Türkiye Cumhurbaşkanı Erdoğan’ın bu tür ziyaretlerde ilk defa güldügünü gördük…

Zira şimdiye kadar konuk kim olursa olsun Erdoğan hiç bu kadar samimi olmamış, yüzü de gülmemişti!

Sanki de bir mesaj veriyordu, Kıbrıslı Türk siyasetçilere olan kızgınlığını…

Haksız da değildi!

Bizimkiler şimdiye kadarn hep ne yaptı?

Makama çıkıp KKTC’nin ihtiyaçlarını sıraladılar…

Bu toplumu dilenci durumuna düşürdüler!

Ankara imzalanan ekonomik protokollere sadık kalmadılar…

Bu yeni tabloya göre Erdoğan- Tatar ilişkileri şimdilik iyi mesajlar vermeye yetiyor!

Sonuçta Kıbrıs konusu, Doğu Akdeniz’deki gelişmeler ve Maraş konusunda iki ülke arasında hiç birkriz yaşanmayacak…

İki lider bir de Kapalı Maraş’da gerçekten piknik yapar hele de mangalın başına geçerlerde değmeyin keyiflerine!

KKTC’nin Ankara ile ilişkileri asıl bundan böyle iki hükümet arasında yaşanacak olanlardadır…

Çünkü ekonomi dahil bir çok konu var önümüzde!

Gelmiş geçmiş hükümetlerin hepsi de imzalarına sahip çıkmadılar…

Yapılması gereken tüm reformlar çeşitli nedenlerde hasır altı edildi!

Kamu reformu ve tasarruf tedbirleri dahil bir çok konu yeni hükümetin masasında olacak…

Bu anlamda Cumhurbaşkanlığına oturan Tatar bu işten sıyırdı diyebiliriz ama, UBP’nin yeni genel başkanı ve Başbakan’ı şimdi çok daha zor bir süreç bekliyor!

Bu kez tereyağından kıl çeker gibi rahat olmayacaklar…

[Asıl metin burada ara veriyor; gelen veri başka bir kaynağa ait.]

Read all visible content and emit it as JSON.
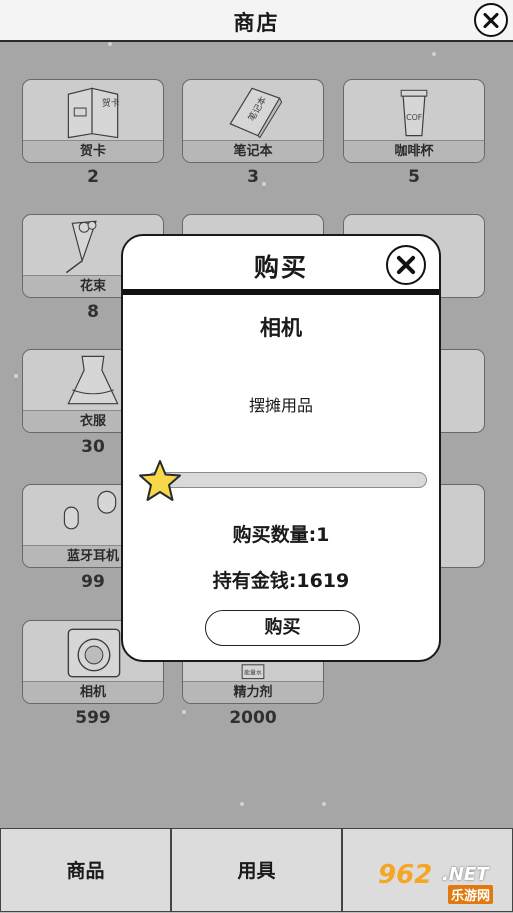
{
  "header": {
    "title": "商店"
  },
  "shop": {
    "items": [
      {
        "name": "贺卡",
        "price": "2",
        "icon": "greeting-card-icon"
      },
      {
        "name": "笔记本",
        "price": "3",
        "icon": "notebook-icon"
      },
      {
        "name": "咖啡杯",
        "price": "5",
        "icon": "coffee-cup-icon"
      },
      {
        "name": "花束",
        "price": "8",
        "icon": "bouquet-icon"
      },
      {
        "name": "衣服",
        "price": "30",
        "icon": "dress-icon"
      },
      {
        "name": "蓝牙耳机",
        "price": "99",
        "icon": "earbuds-icon"
      },
      {
        "name": "相机",
        "price": "599",
        "icon": "camera-icon"
      },
      {
        "name": "精力剂",
        "price": "2000",
        "icon": "energy-drink-icon"
      }
    ],
    "card_art_text": {
      "greeting_card": "贺卡",
      "notebook": "笔记本",
      "cup": "COF",
      "energy_label": "能量水"
    }
  },
  "dialog": {
    "title": "购买",
    "item_name": "相机",
    "description": "摆摊用品",
    "quantity_text": "购买数量:1",
    "money_text": "持有金钱:1619",
    "buy_button": "购买",
    "quantity_slider": {
      "min": 1,
      "value": 1
    }
  },
  "tabs": [
    {
      "label": "商品"
    },
    {
      "label": "用具"
    },
    {
      "label": ""
    }
  ],
  "watermark": {
    "number": "962",
    "net": ".NET",
    "cn": "乐游网"
  },
  "colors": {
    "background": "#bfbfbf",
    "card": "#f2f2f2",
    "label_band": "#d6d6d6",
    "star": "#f7d84b",
    "watermark": "#f5a623"
  }
}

Şu anda her açıdan Ankara’ya muhtaç olduğumuz için sıkı bir icraat dönemi onları bekliyor!

Onun içindir seçimlerden hemen sonra ‘Türkiye ile ilişkiler normale girdi’ derken bir değil çok kez düşünmek gerek…

Ankara, KKTC’nin kendi ayakları üstünde durabilmesi için bir çok paket hazırlayıp önümüze koyacak!

Şükran çekmek yetmeyecek, icraat yapmanız istenecek…

Doğru olan da bu değil mi zaten!

Cumartesi günü yapılacak olan UBP kurultayı doğal olarak bir genel seçim havasında geçiyor…

5 Adayın da gönlünde sadece parti başkanlığı değil Başbakanlık da var!

Yaptıkları açıklamaları mesleğimiz gereği yakından takip ediyoruz…

Genel seçim öncelerinde ne söyleniyorsa aynı nakarat devam ediyor!

Bol bol vaad ve Türkiye ile iyi ilişkiler…

Vaadlare alışığız da Türkiye ile ilişkilerde beklenen olmayabilir bunu da hesaba katmaları gerekiyor!

Öyle kimse çuvalla para filan göndermeyecek…

Ev ödevi verilecek yaparsak ne ala!

Aksi özellikle bizi ekonomik yönden çok daha kötü günler bekleyebilir…

Onun içindir UBP gnel başkanlığı ve sonrasında gelecek olan Başbakanlık ateş gömleği giymek ile eş anlamlı olacaktır…

Zira verilen sözler ve manifestolar kayıtlara geçmiştir!

En azından bugünden itibaren ağızlarından çıkan her bir kelimeyi enine boyuna tartarak söylemek gibi bir zorunlulukları da hasıl olmuştur…

Tüm adaylara da başarılar dileriz!

Önce UBP değil önce ülkem diye düşünürlerse zaten kazanan sadece kendileri değil ülkenin geneli kazanacaktır…

MESAJ KUTUSU

Sayın Ersin TATAR, Türkiye Cumhurbaşkanı Erdoğan belki de yıllar sonra ilk kez bir KKTC’li yetkiliyi kabul ederken bu kadar çok gülümsedi. Bu da bir başarı sayılır değil mi? Bu arada Maraş’ta mangalın başına geçmek için artık sayılı günler kaldı, şimdiden provalara başlamak gerek!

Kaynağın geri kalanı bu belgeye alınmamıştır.